Department of Data Sciences, Dana-Farber Cancer Institute, Boston, MA, USA.
Department of Biomedical Informatics, Harvard Medical School, Boston, MA, USA.
Mol Biol Evol. 2021 Jun 25;38(7):2958-2966. doi: 10.1093/molbev/msab062.
LINE-1-mediated retrotransposition of protein-coding mRNAs is an active process in modern humans for both germline and somatic genomes. Prior works that surveyed human data mostly relied on detecting discordant mappings of paired-end short reads, or exon junctions contained in short reads. Moreover, there have been few genome-wide comparisons between gene retrocopies in great apes and humans. In this study, we introduced a more sensitive and accurate method to identify processed pseudogenes. Our method utilizes long-read assemblies, and more importantly, is able to provide full-length retrocopy sequences as well as flanking regions which are missed by short-read based methods. From 22 human individuals, we pinpointed 40 processed pseudogenes that are not present in the human reference genome GRCh38 and identified 17 pseudogenes that are in GRCh38 but absent from some input individuals. This represents a significantly higher discovery rate than previous reports (39 pseudogenes not in the reference genome out of 939 individuals). We also provided an overview of lineage-specific retrocopies in chimpanzee, gorilla, and orangutan genomes.

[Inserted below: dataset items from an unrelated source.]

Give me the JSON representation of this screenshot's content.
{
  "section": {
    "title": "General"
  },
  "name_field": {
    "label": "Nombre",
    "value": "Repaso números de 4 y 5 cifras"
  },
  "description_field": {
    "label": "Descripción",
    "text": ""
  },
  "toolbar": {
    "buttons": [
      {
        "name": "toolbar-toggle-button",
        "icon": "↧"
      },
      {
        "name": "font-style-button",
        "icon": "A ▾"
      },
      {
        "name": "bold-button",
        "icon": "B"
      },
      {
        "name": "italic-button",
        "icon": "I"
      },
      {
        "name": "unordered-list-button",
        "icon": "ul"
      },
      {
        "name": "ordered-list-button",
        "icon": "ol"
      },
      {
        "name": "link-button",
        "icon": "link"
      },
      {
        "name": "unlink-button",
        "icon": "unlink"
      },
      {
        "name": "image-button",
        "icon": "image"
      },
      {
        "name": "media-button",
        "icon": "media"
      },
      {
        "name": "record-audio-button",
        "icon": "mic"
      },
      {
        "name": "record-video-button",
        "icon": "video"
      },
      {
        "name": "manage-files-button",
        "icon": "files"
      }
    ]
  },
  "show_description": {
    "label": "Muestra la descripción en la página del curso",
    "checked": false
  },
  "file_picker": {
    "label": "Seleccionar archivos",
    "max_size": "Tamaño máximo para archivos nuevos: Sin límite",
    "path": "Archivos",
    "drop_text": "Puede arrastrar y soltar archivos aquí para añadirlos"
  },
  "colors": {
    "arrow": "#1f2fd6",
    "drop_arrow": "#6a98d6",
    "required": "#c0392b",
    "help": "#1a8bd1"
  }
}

LINE-1 介导的蛋白编码 mRNA 的反转录转座是现代人类生殖系和体细胞基因组中一种活跃的过程。之前的研究主要依赖于检测成对短读序列的不一致映射,或短读序列中包含的外显子连接。此外,在大型猿类和人类之间的基因返座体之间进行全基因组比较的研究很少。在这项研究中,我们引入了一种更敏感和准确的方法来识别加工假基因。我们的方法利用长读序列组装,更重要的是,能够提供全长返座序列以及侧翼区域,而这些区域是基于短读序列的方法所缺失的。从 22 个人类个体中,我们确定了 40 个不存在于人类参考基因组 GRCh38 中的加工假基因,并鉴定了 17 个存在于 GRCh38 但不存在于一些输入个体中的假基因。这代表了比以前的报告(在 939 个人类个体中,有 39 个不在参考基因组中的假基因)更高的发现率。我们还概述了黑猩猩、大猩猩和猩猩基因组中的谱系特异性返座体。